Forse, solo i parenti, gli amici e chi gli era vicino possono sapere quanto grande fosse il cuore di Carlo Latilla, il giovane
bitontino che ha perduto la vita ieri, su una strada maledetta come la statale
100.
A noi, che non lo conoscevamo, è bastato leggere un commento sulla nostra pagina Fb – Facebook, l’agorà contemporanea, a quando fasulla, a quando autentica, come stavolta – per comprenderne la caratura morale: “Morto per
aiutare gli altri, tipico di Carletto”.
E adesso chi lo va a dire – sarebbe
meglio: gridare – al mondo, a chi ci governa, ai politici ingordi di tutto, a chi sta rubando il sogno ai
ragazzi, a chi vuole abolire l’articolo 18 perché anacronistico, a chi trova una occupazione soltanto a chi è raccomandato, che il nostro
concittadino stava andando in una città comunque lontana da Bitonto per un
colloquio di lavoro?
Già, a 27 anni era ancora in cerca di un domani e non
esitava – pensiamo, purtroppo – a fare quelle sedute persino un po’ tristi dinanzi ai
soliti gestoridellerisorseumanesorridentieincravattati che concludono tutto con
uno splendido e pilatesco “le faremo sapere”.

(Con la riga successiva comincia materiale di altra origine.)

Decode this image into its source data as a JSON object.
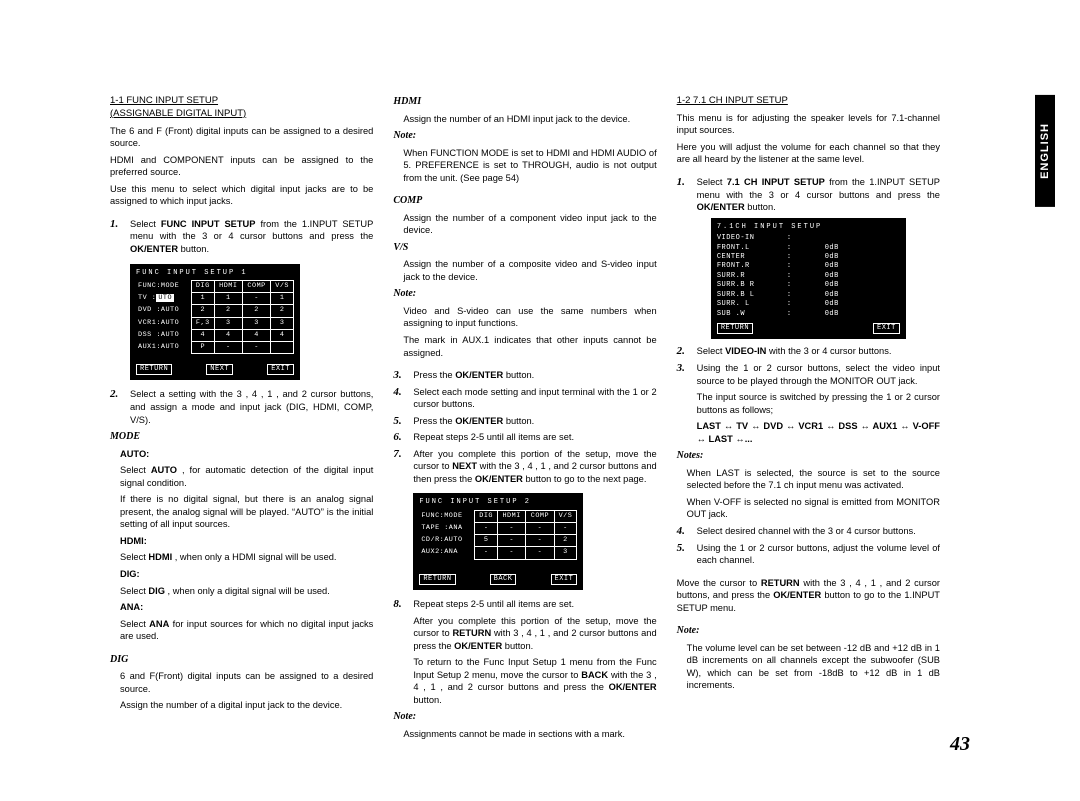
{
  "side_tab": "ENGLISH",
  "page_number": "43",
  "col1": {
    "title_line1": "1-1  FUNC INPUT SETUP",
    "title_line2": "(ASSIGNABLE DIGITAL INPUT)",
    "intro1": "The 6 and F (Front) digital inputs can be assigned to a desired source.",
    "intro2": "HDMI and COMPONENT inputs can be assigned to the preferred source.",
    "intro3": "Use this menu to select which digital input jacks are to be assigned to which input jacks.",
    "step1_a": "Select ",
    "step1_b": "FUNC INPUT SETUP",
    "step1_c": " from the 1.INPUT SETUP menu with the 3 or 4 cursor buttons and press the ",
    "step1_d": "OK/ENTER",
    "step1_e": " button.",
    "panel1": {
      "title": "FUNC INPUT SETUP 1",
      "head": [
        "FUNC:MODE",
        "DIG",
        "HDMI",
        "COMP",
        "V/S"
      ],
      "rows": [
        [
          "TV   :",
          "UTO",
          "1",
          "1",
          "-",
          "1"
        ],
        [
          "DVD  :AUTO",
          "",
          "2",
          "2",
          "2",
          "2"
        ],
        [
          "VCR1:AUTO",
          "",
          "F,3",
          "3",
          "3",
          "3"
        ],
        [
          "DSS  :AUTO",
          "",
          "4",
          "4",
          "4",
          "4"
        ],
        [
          "AUX1:AUTO",
          "",
          "P",
          "-",
          "-",
          ""
        ]
      ],
      "footer": [
        "RETURN",
        "NEXT",
        "EXIT"
      ]
    },
    "step2": "Select a setting with the 3 , 4 , 1 , and 2 cursor buttons, and assign a mode and input jack (DIG, HDMI, COMP, V/S).",
    "mode_h": "MODE",
    "auto_h": "AUTO:",
    "auto_1": "Select ",
    "auto_2": "AUTO",
    "auto_3": " , for automatic detection of the digital input signal condition.",
    "auto_4": "If there is no digital signal, but there is an analog signal present, the analog signal will be played. “AUTO” is the initial setting of all input sources.",
    "hdmi_h": "HDMI:",
    "hdmi_1": "Select ",
    "hdmi_2": "HDMI",
    "hdmi_3": " , when only a HDMI signal will be used.",
    "dig_h": "DIG:",
    "dig_1": "Select ",
    "dig_2": "DIG",
    "dig_3": " , when only a digital signal will be used.",
    "ana_h": "ANA:",
    "ana_1": "Select ",
    "ana_2": "ANA",
    "ana_3": " for input sources for which no digital input jacks are used.",
    "dig_sec": "DIG",
    "dig_p1": "6 and F(Front) digital inputs can be assigned to a desired source.",
    "dig_p2": "Assign the number of a digital input jack to the device."
  },
  "col2": {
    "hdmi_h": "HDMI",
    "hdmi_p": "Assign the number of an HDMI input jack to the device.",
    "note1_h": "Note:",
    "note1_p": "When FUNCTION MODE is set to HDMI and HDMI AUDIO of 5. PREFERENCE is set to THROUGH, audio is not output from the unit. (See page 54)",
    "comp_h": "COMP",
    "comp_p": "Assign the number of a component video input jack to the device.",
    "vs_h": "V/S",
    "vs_p": "Assign the number of a composite video and S-video input jack to the device.",
    "note2_h": "Note:",
    "note2_p1": "Video and S-video can use the same numbers when assigning to input functions.",
    "note2_p2": "The     mark in AUX.1 indicates that other inputs cannot be assigned.",
    "step3": "Press the OK/ENTER button.",
    "step3_a": "Press the ",
    "step3_b": "OK/ENTER",
    "step3_c": " button.",
    "step4": "Select each mode setting and input terminal with the 1 or 2 cursor buttons.",
    "step5_a": "Press the ",
    "step5_b": "OK/ENTER",
    "step5_c": " button.",
    "step6": "Repeat steps 2-5 until all items are set.",
    "step7_a": "After you complete this portion of the setup, move the cursor to ",
    "step7_b": "NEXT",
    "step7_c": " with the 3 , 4 , 1 , and 2 cursor buttons and then press the ",
    "step7_d": "OK/ENTER",
    "step7_e": " button to go to the next page.",
    "panel2": {
      "title": "FUNC INPUT SETUP 2",
      "head": [
        "FUNC:MODE",
        "DIG",
        "HDMI",
        "COMP",
        "V/S"
      ],
      "rows": [
        [
          "TAPE :ANA",
          "-",
          "-",
          "-",
          "-"
        ],
        [
          "CD/R:AUTO",
          "5",
          "-",
          "-",
          "2"
        ],
        [
          "AUX2:ANA",
          "-",
          "-",
          "-",
          "3"
        ]
      ],
      "footer": [
        "RETURN",
        "BACK",
        "EXIT"
      ]
    },
    "step8": "Repeat steps 2-5 until all items are set.",
    "step8_p1_a": "After you complete this portion of the setup, move the cursor to ",
    "step8_p1_b": "RETURN",
    "step8_p1_c": " with 3 , 4 , 1 , and 2 cursor buttons and press the ",
    "step8_p1_d": "OK/ENTER",
    "step8_p1_e": " button.",
    "step8_p2_a": "To return to the Func Input Setup 1 menu from the Func Input Setup 2 menu, move the cursor to ",
    "step8_p2_b": "BACK",
    "step8_p2_c": " with the 3 , 4 , 1 , and 2 cursor buttons and press the ",
    "step8_p2_d": "OK/ENTER",
    "step8_p2_e": " button.",
    "note3_h": "Note:",
    "note3_p": "Assignments cannot be made in sections with a mark."
  },
  "col3": {
    "title": "1-2  7.1 CH INPUT SETUP",
    "intro1": "This menu is for adjusting the speaker levels for 7.1-channel input sources.",
    "intro2": "Here you will adjust the volume for each channel so that they are all heard by the listener at the same level.",
    "step1_a": "Select ",
    "step1_b": "7.1 CH INPUT SETUP",
    "step1_c": " from the 1.INPUT SETUP menu with the 3 or 4 cursor buttons and press the ",
    "step1_d": "OK/ENTER",
    "step1_e": " button.",
    "panel": {
      "title": "7.1CH INPUT SETUP",
      "rows": [
        [
          "VIDEO-IN",
          ":",
          ""
        ],
        [
          "FRONT.L",
          ":",
          "0dB"
        ],
        [
          "CENTER",
          ":",
          "0dB"
        ],
        [
          "FRONT.R",
          ":",
          "0dB"
        ],
        [
          "SURR.R",
          ":",
          "0dB"
        ],
        [
          "SURR.B R",
          ":",
          "0dB"
        ],
        [
          "SURR.B L",
          ":",
          "0dB"
        ],
        [
          "SURR. L",
          ":",
          "0dB"
        ],
        [
          "SUB .W",
          ":",
          "0dB"
        ]
      ],
      "footer": [
        "RETURN",
        "EXIT"
      ]
    },
    "step2_a": "Select ",
    "step2_b": "VIDEO-IN",
    "step2_c": " with the 3 or 4 cursor buttons.",
    "step3": "Using the 1 or 2 cursor buttons, select the video input source to be played through the MONITOR OUT jack.",
    "step3_p": "The input source is switched by pressing the 1 or 2 cursor buttons as follows;",
    "chain": "LAST ↔ TV ↔ DVD ↔ VCR1 ↔ DSS ↔ AUX1 ↔ V-OFF ↔ LAST ↔...",
    "notes_h": "Notes:",
    "notes_p1": "When LAST is selected, the source is set to the source selected before the 7.1 ch input menu was activated.",
    "notes_p2": "When V-OFF is selected no signal is emitted from MONITOR OUT jack.",
    "step4": "Select desired channel with the 3 or 4 cursor buttons.",
    "step5": "Using the 1 or 2 cursor buttons, adjust the volume level of each channel.",
    "ret_a": "Move the cursor to ",
    "ret_b": "RETURN",
    "ret_c": " with the 3 , 4 , 1 , and 2 cursor buttons, and press the ",
    "ret_d": "OK/ENTER",
    "ret_e": " button to go to the 1.INPUT SETUP menu.",
    "note_h": "Note:",
    "note_p": "The volume level can be set between -12 dB and +12 dB in 1 dB increments on all channels except the subwoofer (SUB W), which can be set from -18dB to +12 dB in 1 dB increments."
  }
}
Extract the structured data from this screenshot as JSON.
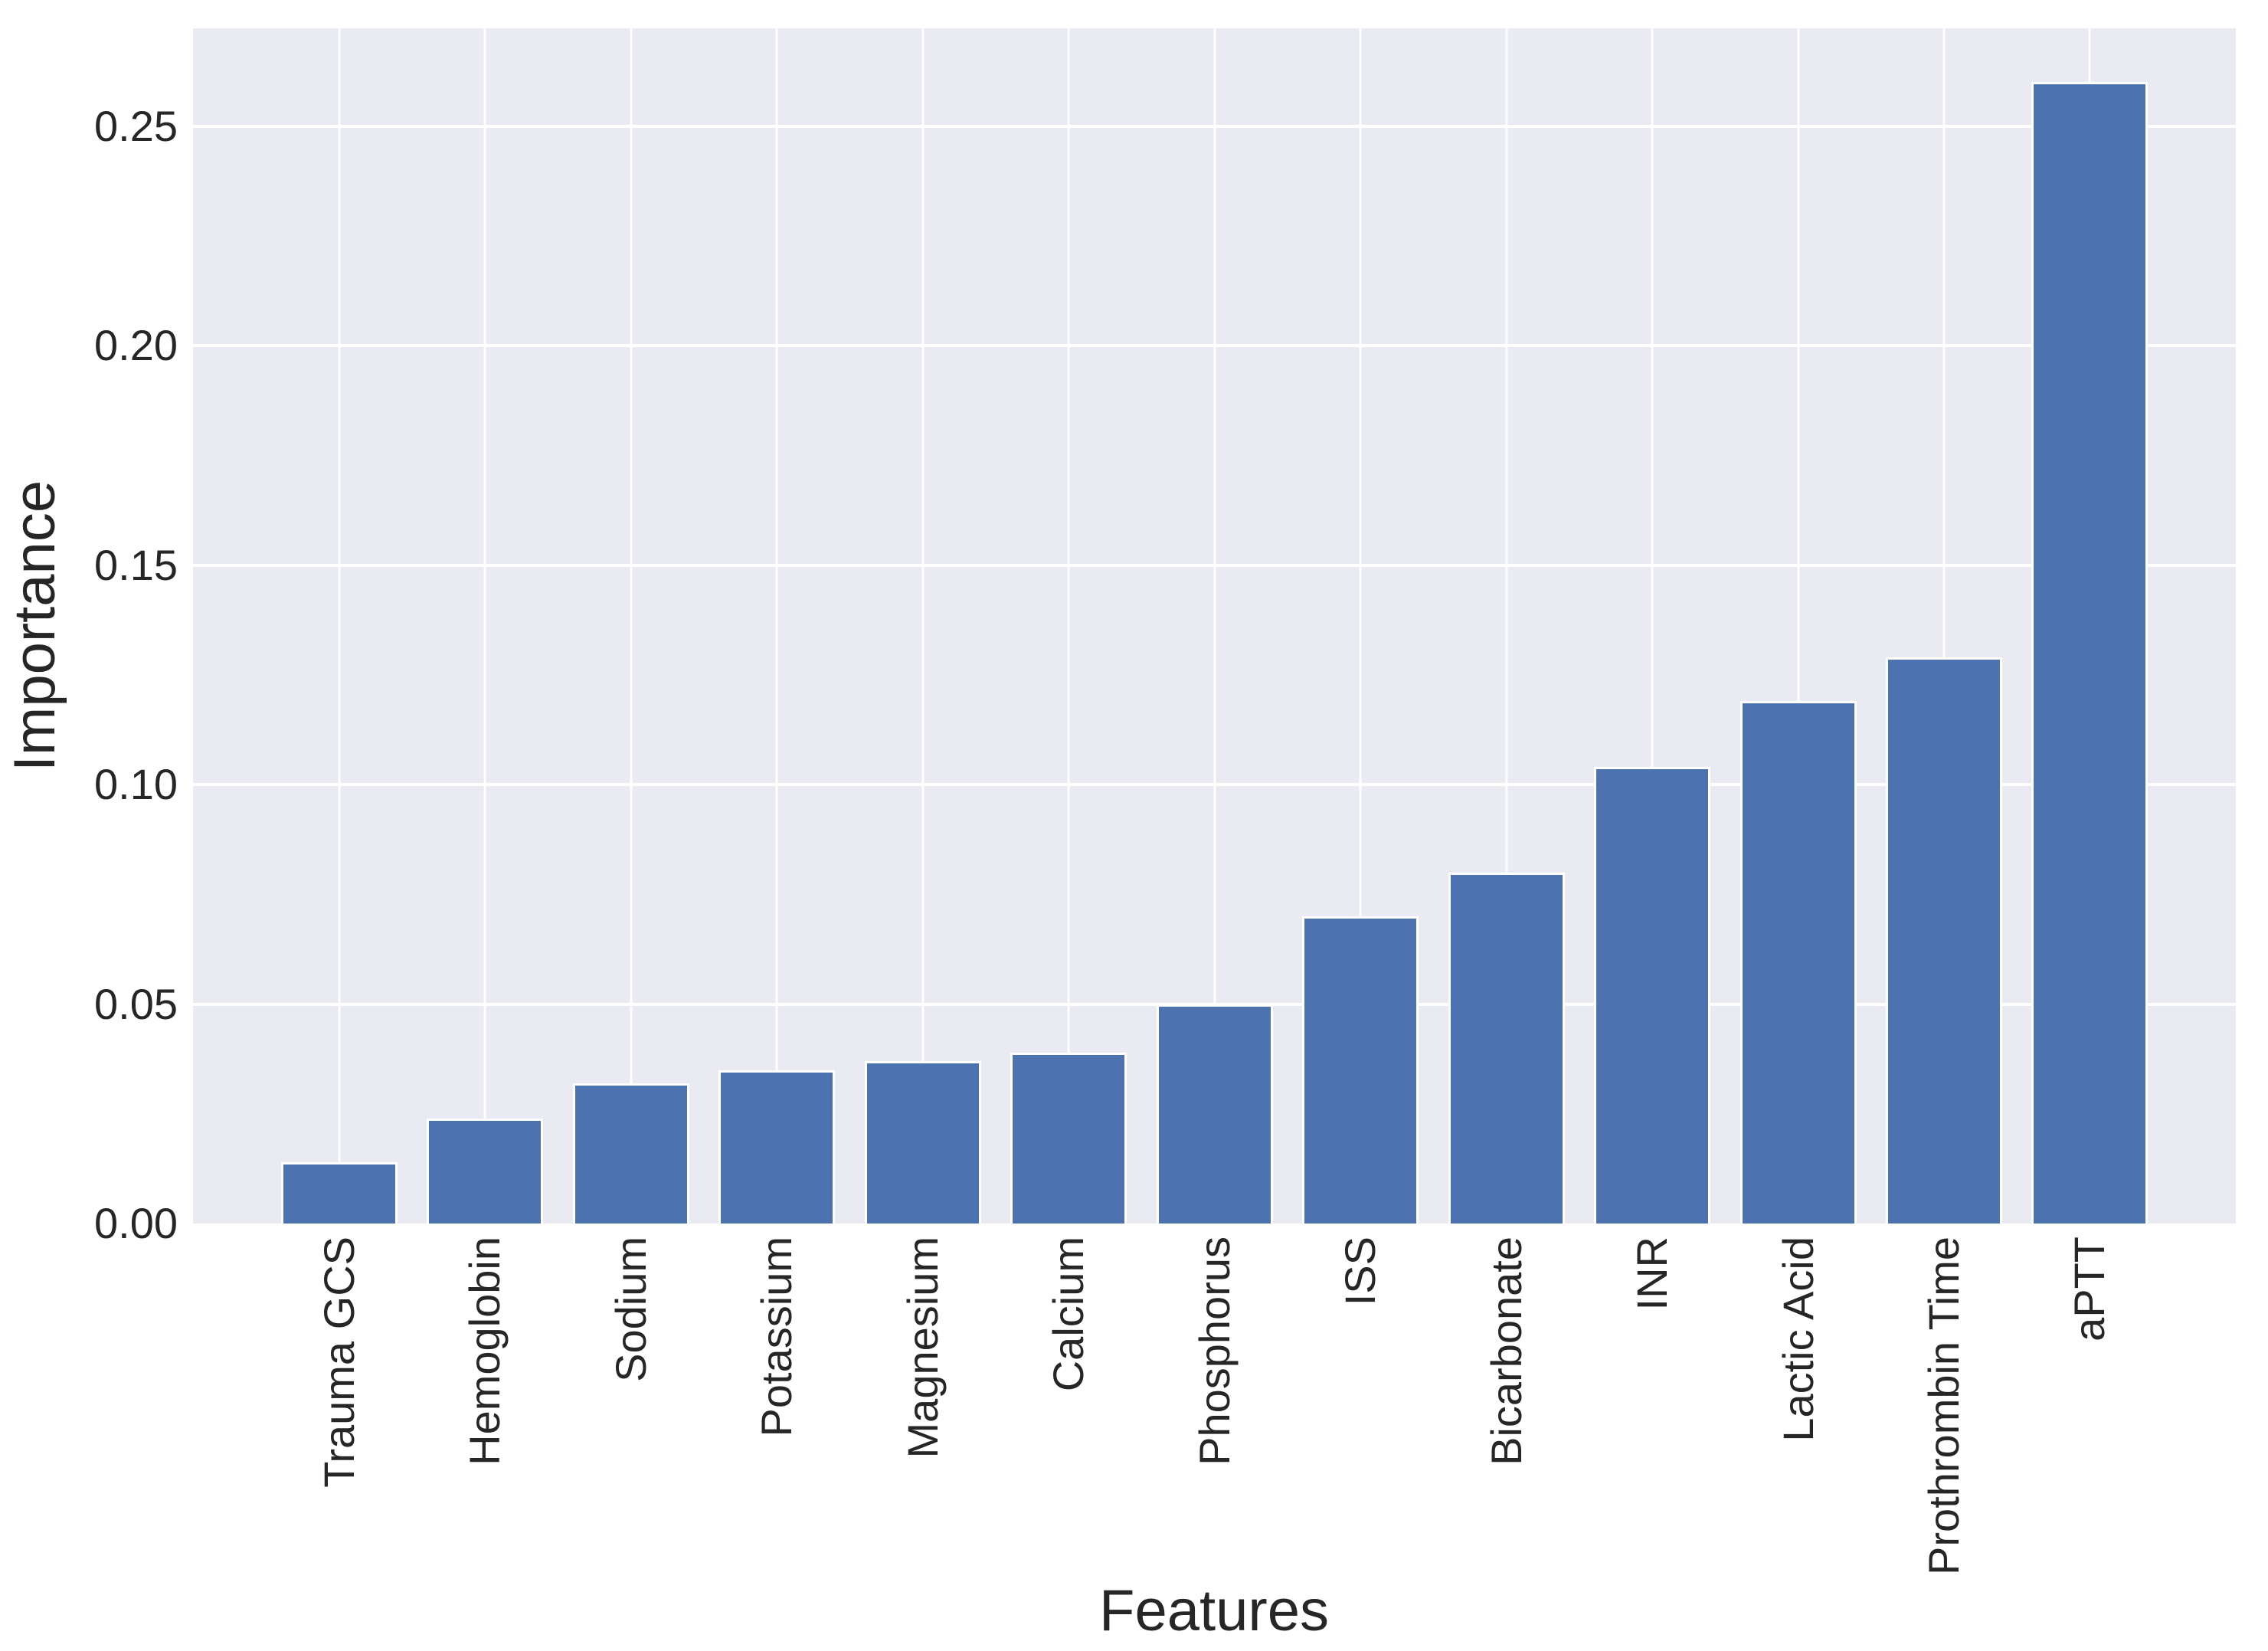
{
  "chart_data": {
    "type": "bar",
    "title": "",
    "xlabel": "Features",
    "ylabel": "Importance",
    "categories": [
      "Trauma GCS",
      "Hemoglobin",
      "Sodium",
      "Potassium",
      "Magnesium",
      "Calcium",
      "Phosphorus",
      "ISS",
      "Bicarbonate",
      "INR",
      "Lactic Acid",
      "Prothrombin Time",
      "aPTT"
    ],
    "values": [
      0.014,
      0.024,
      0.032,
      0.035,
      0.037,
      0.039,
      0.05,
      0.07,
      0.08,
      0.104,
      0.119,
      0.129,
      0.26
    ],
    "ylim": [
      0,
      0.2723
    ],
    "xlim": [
      -1,
      13
    ],
    "yticks": [
      0,
      0.05,
      0.1,
      0.15,
      0.2,
      0.25
    ],
    "ytick_labels": [
      "0.00",
      "0.05",
      "0.10",
      "0.15",
      "0.20",
      "0.25"
    ],
    "grid": true,
    "legend": false,
    "style": {
      "bar_color": "#4c72b0",
      "bar_edge_color": "#ffffff",
      "plot_background": "#eaeaf2",
      "grid_color": "#ffffff",
      "figure_background": "#ffffff",
      "text_color": "#262626"
    }
  }
}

Era su quella pericolosissima lingua
d’asfalto che in massa percorrono mezzi d’ogni foggia, mentre l’autostrada
parallela è praticamente deserta ogni giorno, quando s’è fermato per dare una
mano ad alcune persone rimaste con l’auto in panne.
Poi, l’impatto tragico.
Un
attimo, fugace ed eterno, che ha portato via con atroce violenza Carletto a chi lo amava e lo
amerà per sempre.
No, non può passare con rapide dieci righe in
cronaca una morte così ingiusta e assurda.
Epperò, grandissima, straordinaria, meravigliosa,
soprattutto nell’Italia di oggi e nella Bitonto in cui viviamo.
Lì dove
dominano tutto indifferenza, arrivismo, cinismo, menefreghismo, opportunismo, egoismo e
tutti gli ismi più orrendi che possiate immaginare, Carlo, un bitontino, sì un
cittadino di quella che molti ritengono un crogiolo di malavita e mestizie
varie, voleva solo lavorare e ha donato la sua esistenza per aiutare degli
sconosciuti.
Ecco, vorrei che quest’articolo fosse lungo soltanto un minuto.
Un minuto di silenzio per non dimenticare l’alto
sacrificio di questo piccolo eroe dei giorni nostri e per offrire una dolce
carezza a chi lo aveva caro.
Piangete, piangete pure la grande anima di
Carlo.
Le lacrime siano lavacro consolatore per il vostro sterminato dolore.
Ma, poi, guardate
bene nel presepe del vostro cuore.
C’è un angelo in più. Di quelli veri.